• Monday, 20 June 2016

    Udta Punjab Movie Review

    Abhishek Chaubey's drug-ridden crime thriller is an uneven yet brave attempt about the stark reality of the state

    Brain-o-meter Rating: 8/10

    Abhishek Chaubey, the director of Ishqiya and its sequel is back with a story that he can narrate effectively. His specialty has always been about the rustic hinterland where guns and drugs are part of everyday life.

    Shahid Kapoor is outstanding as the lead singer who is being aped by the youth, who with due course of time, realizes that he has been a "Fuddu" and those copying him are bigger idiots. His character arc veers off in the second half after he meets Alia, but Kapoor's rendition is magnificent. Diljit Dosanjh, the Punjabi film star, plays his grey cop character efficiently, and is one star to watch out for. Kareena Kapoor shines in her small yet catalysmic role. But it is Alia Bhatt as the Bihari hockey player who falls in tough times and has to face the consequences of her greed. She is terrific and is the strongest of the bunch. Watch this film to know that Highway was no fluke.

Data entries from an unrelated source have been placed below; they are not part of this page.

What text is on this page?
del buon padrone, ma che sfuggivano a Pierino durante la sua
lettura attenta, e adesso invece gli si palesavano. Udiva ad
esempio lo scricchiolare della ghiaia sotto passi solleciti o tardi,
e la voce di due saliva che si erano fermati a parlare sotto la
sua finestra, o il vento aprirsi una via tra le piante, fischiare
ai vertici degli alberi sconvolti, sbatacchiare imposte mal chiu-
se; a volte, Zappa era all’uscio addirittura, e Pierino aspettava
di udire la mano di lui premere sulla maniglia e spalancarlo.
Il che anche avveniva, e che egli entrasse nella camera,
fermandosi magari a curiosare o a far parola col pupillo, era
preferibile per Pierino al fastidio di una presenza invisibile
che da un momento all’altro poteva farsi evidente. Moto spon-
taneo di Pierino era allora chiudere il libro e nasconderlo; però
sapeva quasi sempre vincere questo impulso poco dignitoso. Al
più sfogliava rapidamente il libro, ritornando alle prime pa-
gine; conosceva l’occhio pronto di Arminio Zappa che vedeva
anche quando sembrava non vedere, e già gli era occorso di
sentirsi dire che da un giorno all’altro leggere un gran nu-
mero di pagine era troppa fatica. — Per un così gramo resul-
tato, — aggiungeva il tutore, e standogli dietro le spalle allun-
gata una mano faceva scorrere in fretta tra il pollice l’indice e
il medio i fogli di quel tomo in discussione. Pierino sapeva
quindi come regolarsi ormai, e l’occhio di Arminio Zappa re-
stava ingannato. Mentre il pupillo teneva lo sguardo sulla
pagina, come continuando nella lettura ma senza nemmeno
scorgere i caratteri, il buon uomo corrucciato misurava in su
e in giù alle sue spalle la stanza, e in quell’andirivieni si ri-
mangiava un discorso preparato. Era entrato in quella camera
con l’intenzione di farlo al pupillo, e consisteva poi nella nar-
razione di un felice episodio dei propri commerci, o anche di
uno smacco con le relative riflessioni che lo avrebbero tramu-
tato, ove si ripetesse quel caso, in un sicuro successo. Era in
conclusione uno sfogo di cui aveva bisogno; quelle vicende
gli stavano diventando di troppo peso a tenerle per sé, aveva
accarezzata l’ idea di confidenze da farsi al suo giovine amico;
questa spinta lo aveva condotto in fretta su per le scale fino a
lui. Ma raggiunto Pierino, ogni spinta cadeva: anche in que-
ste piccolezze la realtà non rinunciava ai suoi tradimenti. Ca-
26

    The songs especially Chitta Ve is fantastic and pushes the narrative forward. The stodgy screenplay in the second half breaks the flow, but the outstanding climax resuscitates the story to a great end. The cinematography is bleak and meager as one can expect it to be, occasionally lighting up the psychedelic drug circus of Shahid Kapoor's character Tommy. I agree with the censor board here that there were far more cuss words than required but nearly every frame matched the requirements so it is hard to argue the positioning in any way. Also the black humour works in easing up the serious undertones of the theme although the film treatment is brutal in more ways than one.

    With four different characters, Chaubey renders a drug-afflicted world where morals are swiveling consistently downward. With help from stalwart directors and their timeless shots, including Tarantino, Danny Boyle, and the like, Chaubey manages a strong connect to the madness, the intensity and the rawness of the problem ravaging Punjab. In short, Udta Punjab does not strive to become a morality tale, but instead bravely defies convention in displaying the status quo. Hats off to the director and his vision and kudos to Ekta Kapoor and Anurag Kashyap to back this herculean effort.